- Variant concretization is tricky:
- During concretization, a spec without variants (e.g., mpich) means
"don't care". So, Spec('mpich').satisfies('mpich+debug') is true
because it *could* still be built that way.
- After concretization, a spec without a particular variant means
"don't know", as that wasn't part of the spec, so the opposite
relationship is true. Assume 'spec' is already installed:
spec.satisfies('mpich+debug')
this is false beacuse the `debug` variant didn't exist when spec
was built, so we can't satisfy the explicit request for +debug.
- Variants are now declarable in packages using the variant() directive.
- Variants are checked - you can't just ask for a random variant, it has to be declared.
- conditional logic (@when, if, '+debug' in spec, etc.) still required in package to
implement variant.
Suppress python stack trace on build error UNLESS in debug mode (spack -d).

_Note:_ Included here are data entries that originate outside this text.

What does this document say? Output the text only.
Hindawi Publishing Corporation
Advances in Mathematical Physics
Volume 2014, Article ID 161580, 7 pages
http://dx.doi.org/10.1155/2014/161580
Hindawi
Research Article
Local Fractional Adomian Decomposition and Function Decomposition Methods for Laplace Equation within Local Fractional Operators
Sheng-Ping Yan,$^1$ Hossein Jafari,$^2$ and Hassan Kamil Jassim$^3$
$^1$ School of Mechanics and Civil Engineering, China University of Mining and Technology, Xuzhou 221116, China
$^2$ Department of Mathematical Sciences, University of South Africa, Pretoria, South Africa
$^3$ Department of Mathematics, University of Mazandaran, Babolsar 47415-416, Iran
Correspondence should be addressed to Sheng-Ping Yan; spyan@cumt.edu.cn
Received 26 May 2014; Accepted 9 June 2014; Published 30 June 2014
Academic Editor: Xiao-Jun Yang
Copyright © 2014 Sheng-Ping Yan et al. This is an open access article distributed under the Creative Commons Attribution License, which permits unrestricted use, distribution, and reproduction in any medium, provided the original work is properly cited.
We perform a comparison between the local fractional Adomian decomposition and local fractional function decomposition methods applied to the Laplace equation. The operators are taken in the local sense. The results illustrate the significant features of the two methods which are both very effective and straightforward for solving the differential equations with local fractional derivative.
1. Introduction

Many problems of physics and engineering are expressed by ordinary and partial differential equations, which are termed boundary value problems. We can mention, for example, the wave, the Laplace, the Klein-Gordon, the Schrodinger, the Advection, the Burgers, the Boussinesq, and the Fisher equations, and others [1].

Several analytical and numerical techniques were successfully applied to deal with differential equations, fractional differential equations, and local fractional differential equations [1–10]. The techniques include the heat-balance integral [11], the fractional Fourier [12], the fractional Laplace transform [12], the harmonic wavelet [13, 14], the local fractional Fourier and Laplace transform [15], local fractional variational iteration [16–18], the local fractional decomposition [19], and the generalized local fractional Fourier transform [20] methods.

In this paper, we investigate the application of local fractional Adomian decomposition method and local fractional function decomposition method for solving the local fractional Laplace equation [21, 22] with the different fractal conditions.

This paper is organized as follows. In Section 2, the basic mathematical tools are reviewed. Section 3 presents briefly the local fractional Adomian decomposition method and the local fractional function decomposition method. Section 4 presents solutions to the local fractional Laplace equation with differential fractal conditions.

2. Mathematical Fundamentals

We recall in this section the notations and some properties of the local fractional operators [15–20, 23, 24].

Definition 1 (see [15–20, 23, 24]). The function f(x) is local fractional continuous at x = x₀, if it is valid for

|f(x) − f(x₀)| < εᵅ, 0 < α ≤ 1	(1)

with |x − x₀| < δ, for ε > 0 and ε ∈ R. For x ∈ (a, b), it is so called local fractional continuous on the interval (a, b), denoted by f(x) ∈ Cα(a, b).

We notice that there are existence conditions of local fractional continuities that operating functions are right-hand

Now spack shows errors with a single red arrow, and it's easier to find the actual build output.
spack activate
- now activates dependency extensions
- ensures dependencies are activated in the python installation.
- -f/--force option still allows the old activate behavior.
spack deactivate
- checks for dependents before deactivating (like uninstall)
- deactivate -a/--all <extension> will deactviate a package and ALL
of its dependency extensions.
- deactivate -a/--all <extendee> activates all extensions of <extendee>
e.g.: spack deactivate -a python
- deactivate -f/--force option allows removing regardless of dependents.
- deactivate -f can be run EVEN if a package is not activated.
- allows for clenup of activations gone wrong.
- Real bottleneck is calling normalize() for every spec when we read it.
- Need to store graph information in spec files to avoid the need for this.
- Also, normalizing old specs isn't always possible, so we need to do this anyway.